Development of high-end products to speed up amid fierce global competition
The United States’ and the European Union’s multibillion-dollar plans to support their semiconductor industries will fuel global competition in the strategically important sector, and China needs to double down to achieve breakthroughs in core chipmaking technologies, experts said on Thursday.
The comments came after the European Commission announced a new European Chips Act earlier this week that involves more than 43 billion euros ($49 billion) in public and private funding, with a goal of doubling the EU’s share of global chip production from 9 percent to 20 percent by 2030.
Last week, the US House of Representatives also approved $52 billion of federal funding for the US semiconductor industry.
Bai Ming, deputy director of international market research at the Chinese Academy of International Trade and Economic Cooperation, said the plans from the US and EU highlight the importance of chips to economic recovery amid the COVID-19 pandemic and to future economic growth.
“Competition in the global chip sector has reached a new high,” Bai said, adding that China has rolled out a string of policies, including tax reductions and funding support, to accelerate the development of its semiconductor sector.
“I believe such policies will evolve and be further strengthened,” Bai said, adding that more efforts will be made to encourage Chinese companies to achieve breakthroughs in core chip technologies.

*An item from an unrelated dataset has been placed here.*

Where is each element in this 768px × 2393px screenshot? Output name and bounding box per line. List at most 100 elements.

The outline of the 14th Five-Year Plan (2021-25) for National Economic and Social Development and the Long-Range Objectives Through the Year 2035, for instance, said China will speed up the development of high-end chips.
The Ministry of Industry and Information Technology, China’s top industry regulator, said that one of its top priorities during the 14th Five-Year Plan period is to advance the modernization of industrial chains and to encourage companies to overcome crucial technical bottlenecks such as in the field of high-end semiconductor equipment.
Local governments in areas such as Shanghai, Tianjin and Guangdong and Zhejiang provinces are also moving fast, identifying integrated circuits as one of their key industries during the 14th Five-Year Plan period.
Roger Sheng, vice-president of research at US market research company Gartner, said that as the world’s largest chip market, China’s semiconductor industry has made progress in recent years.
In 2021, the sales revenue of China’s integrated circuit industry exceeded 1 trillion yuan ($157.3 billion) for the first time, with year-on-year growth of 18 percent, according to estimates by the China Semiconductor Industry Association.
In comparison, global semiconductor revenue grew at a compound annual growth rate of 25.6 percent to $552.9 billion last year.
But there is still a big technical gap between Chinese chipmakers and their foreign peers, especially in high-end chipmaking equipment and fundamental chip materials, Sheng said. China, for instance, relies heavily on imports for lithography machines that play a crucial role in chip production.
To achieve breakthrough in these areas, money is not enough. “Talent and time are the keys,” Sheng added.
Fang Xingdong, an independent expert who has been following the semiconductor industry for more than two decades, said the sector in China now faces increasingly fierce competition, as well as technological restrictions from the US government.
The New York Times described the legislation that includes the $52 billion chip plan, if enacted, as the most expansive attempt yet by the US to take on China. Washington has also restricted dozens of Chinese companies’ access to US technologies including semiconductor equipment and software.
“Within such a context, we have to beef up support and better leverage public and private resources to support homegrown semiconductor innovation,” Fang said.